Guilherme L. Trevizan****,
Frida Block*****,
Gislaine R. M. Wiemes*****.
Resumo: Introdução: O conceito de que as células do ouvido interno são suscetíveis a diversos distúrbios
metabólicos e hormonais é assunto bastante estudado. Entretanto, a associação entre perda auditiva
neurossensorial e insuficiência renal crônica permanece controversa na literatura mundial. Objetivos: Os
objetivos deste trabalho foram verificar a presença de perda auditiva neurossensorial em indivíduos com
insuficiência renal crônica com e sem tratamento hemodialítico, comparando com um grupo controle, e
pesquisar a associação de tais condições na gênese do comprometimento auditivo. Material e métodos:
Foram estudados dezesseis indivíduos com insuficiência renal crônica (IRC) sem tratamento
hemodialítico, dezessete com IRC em hemodiálise e dezesseis controles. Excluíram-se outras causas de
perdas auditivas neurossensoriais. Os pacientes foram estudados através de exame clínico minucioso,
audiometria tonal limiar e imitância acústica. Resultados: A acuidade auditiva de pacientes com
insuficiência renal crônica mostrou-se estatisticamente diferente dos controles, notadamente nas
freqüências de 4, 6 e 8 KHz. Em todas freqüências estudadas, a hemodiálise não foi estatisticamente
significativa na determinação do aumento dos limiares auditivos. Conclusão: Concluiu-se existir
associação direta entre insuficiência renal crônica e perdas auditivas neurossensoriais, principalmente nas
freqüências agudas. A hemodiálise não foi um fator gerador de perda auditiva neurossensorial em
pacientes com insuficiência renal crônica.
Abstract: Introduction: The concept that inner ear cells are sensitive to several metabolic and hormonal
disorders is a well studied issue. But, the relationship between chronic renal failure and sensorineural
hearing loss is still a debatable issue by the scientific community. Purpose: The goals of this paper were
to verify the presence of sensorineural hearing loss in either in haemodialysis chronic renal failure people
or still out of haemodialysis ones and compare their results to normal controls. Material and methods:
Therefore we studied the genesis of chronic renal failure in hearing impairment. Sixteen chronic renal
failure, seventeen in haemodialysis chronic renal failure individuals and sixteen controls were studied by
judicious clinical exam, pure tone and impedance audiometry.
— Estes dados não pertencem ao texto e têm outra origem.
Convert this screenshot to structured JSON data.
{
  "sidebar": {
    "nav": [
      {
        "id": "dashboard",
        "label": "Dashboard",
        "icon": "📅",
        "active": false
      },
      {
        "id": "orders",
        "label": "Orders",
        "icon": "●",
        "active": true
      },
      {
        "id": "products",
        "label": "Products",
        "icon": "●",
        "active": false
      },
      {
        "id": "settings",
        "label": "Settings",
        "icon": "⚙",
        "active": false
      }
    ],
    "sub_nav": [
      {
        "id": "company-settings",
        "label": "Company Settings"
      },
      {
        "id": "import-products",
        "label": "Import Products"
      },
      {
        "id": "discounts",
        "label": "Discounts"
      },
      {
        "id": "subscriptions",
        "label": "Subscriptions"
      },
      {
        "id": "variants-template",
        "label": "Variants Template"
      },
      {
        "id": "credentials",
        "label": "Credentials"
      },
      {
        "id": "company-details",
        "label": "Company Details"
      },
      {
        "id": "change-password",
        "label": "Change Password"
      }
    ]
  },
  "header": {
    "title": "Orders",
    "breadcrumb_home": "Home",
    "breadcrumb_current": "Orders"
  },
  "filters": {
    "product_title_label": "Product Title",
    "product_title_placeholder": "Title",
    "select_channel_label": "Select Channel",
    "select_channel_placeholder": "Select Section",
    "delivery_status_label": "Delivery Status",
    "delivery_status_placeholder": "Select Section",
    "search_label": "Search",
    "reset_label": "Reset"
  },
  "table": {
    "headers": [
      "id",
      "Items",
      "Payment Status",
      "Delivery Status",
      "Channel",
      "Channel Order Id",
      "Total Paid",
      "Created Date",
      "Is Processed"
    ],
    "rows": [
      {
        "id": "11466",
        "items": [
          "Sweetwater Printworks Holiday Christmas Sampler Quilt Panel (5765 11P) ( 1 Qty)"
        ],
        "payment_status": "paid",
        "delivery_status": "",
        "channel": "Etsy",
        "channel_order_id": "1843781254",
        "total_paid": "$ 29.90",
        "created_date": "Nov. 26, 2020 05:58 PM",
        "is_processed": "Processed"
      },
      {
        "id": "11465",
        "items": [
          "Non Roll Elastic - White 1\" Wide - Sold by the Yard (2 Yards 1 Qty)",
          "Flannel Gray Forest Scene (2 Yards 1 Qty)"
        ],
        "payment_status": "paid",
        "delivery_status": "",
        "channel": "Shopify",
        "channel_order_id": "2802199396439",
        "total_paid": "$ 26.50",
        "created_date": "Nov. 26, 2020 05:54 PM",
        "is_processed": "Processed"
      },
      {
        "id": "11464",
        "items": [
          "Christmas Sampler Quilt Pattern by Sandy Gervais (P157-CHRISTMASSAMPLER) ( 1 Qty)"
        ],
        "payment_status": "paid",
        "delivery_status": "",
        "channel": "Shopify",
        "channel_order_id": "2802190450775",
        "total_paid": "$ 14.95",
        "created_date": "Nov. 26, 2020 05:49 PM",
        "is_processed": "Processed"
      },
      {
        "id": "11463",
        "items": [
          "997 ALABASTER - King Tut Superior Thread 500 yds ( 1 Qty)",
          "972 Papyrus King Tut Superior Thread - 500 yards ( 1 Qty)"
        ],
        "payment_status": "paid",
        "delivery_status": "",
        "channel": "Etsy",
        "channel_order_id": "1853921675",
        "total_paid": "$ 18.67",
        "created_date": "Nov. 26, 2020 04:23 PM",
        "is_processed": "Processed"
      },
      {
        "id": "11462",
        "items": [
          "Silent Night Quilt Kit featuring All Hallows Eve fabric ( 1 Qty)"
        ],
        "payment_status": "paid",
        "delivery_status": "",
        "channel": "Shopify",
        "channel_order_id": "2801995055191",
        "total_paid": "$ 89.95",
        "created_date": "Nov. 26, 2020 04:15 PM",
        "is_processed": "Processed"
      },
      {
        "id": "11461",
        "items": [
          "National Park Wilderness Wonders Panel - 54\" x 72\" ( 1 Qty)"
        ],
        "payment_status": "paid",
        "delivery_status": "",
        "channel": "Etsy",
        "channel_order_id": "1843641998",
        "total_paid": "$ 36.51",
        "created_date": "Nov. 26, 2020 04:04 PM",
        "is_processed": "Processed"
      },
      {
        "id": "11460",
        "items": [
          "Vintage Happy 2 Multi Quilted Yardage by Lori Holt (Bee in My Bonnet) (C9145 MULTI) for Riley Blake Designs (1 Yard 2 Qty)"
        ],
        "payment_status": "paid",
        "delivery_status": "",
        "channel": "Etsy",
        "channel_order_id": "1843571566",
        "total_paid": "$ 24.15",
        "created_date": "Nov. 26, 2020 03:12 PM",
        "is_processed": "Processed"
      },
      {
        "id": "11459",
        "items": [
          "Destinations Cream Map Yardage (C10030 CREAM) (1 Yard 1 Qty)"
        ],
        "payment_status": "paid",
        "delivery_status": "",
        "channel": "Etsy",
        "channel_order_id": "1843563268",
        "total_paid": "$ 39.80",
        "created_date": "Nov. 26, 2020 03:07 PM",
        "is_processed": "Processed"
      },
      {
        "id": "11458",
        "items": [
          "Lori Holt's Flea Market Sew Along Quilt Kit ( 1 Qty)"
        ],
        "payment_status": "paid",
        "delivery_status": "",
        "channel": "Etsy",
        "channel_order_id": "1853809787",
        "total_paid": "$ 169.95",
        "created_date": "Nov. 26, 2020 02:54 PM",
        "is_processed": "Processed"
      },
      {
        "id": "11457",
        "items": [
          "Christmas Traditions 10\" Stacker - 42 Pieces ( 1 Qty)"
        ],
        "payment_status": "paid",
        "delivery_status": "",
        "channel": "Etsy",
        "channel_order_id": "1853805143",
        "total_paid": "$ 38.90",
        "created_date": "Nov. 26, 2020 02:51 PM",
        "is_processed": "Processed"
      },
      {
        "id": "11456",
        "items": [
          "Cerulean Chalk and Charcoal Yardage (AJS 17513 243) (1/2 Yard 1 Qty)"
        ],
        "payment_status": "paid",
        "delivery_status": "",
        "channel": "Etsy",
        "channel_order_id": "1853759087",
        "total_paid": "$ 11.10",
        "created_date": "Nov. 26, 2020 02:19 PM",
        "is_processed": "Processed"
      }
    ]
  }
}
Results: The hearing acuity in the chronic
renal failure groups showed impaired results when compared to normal individuals, mainly in 4,6 and 8
KHz. The haemodialysis was not statistic significant in the genesis of hearing impairment. Conclusion: We
concluded that there was a direct relationship between chronic renal failure and sensorineural hearing
loss, mainly in high frequencies. We also concluded that haemodialysis was not a causative agent of
hearing loss in chronic renal failure individuals.
INTRODUÇÃO
A insuficiência renal crônica (IRC) é uma síndrome decorrente de diversas etiologias, como doenças renais
intersticiais, glomerulares, hereditárias, obstrutivas e vasculares2. As principais doenças associadas à IRC
são a hipertensão arterial sistêmica, o diabetes melito e as glomerulonefrites3.
A IRC tem evolução progressiva e insidiosa, dividida em quatro estágios2, reserva renal diminuída (taxa de
filtração glomerular em cerca de 50% do normal), insuficiência renal (filtração de 20 a 50% do normal),
falência renal (filtração menor que 25% do normal) e doença renal terminal (filtração menor que 5% do
normal).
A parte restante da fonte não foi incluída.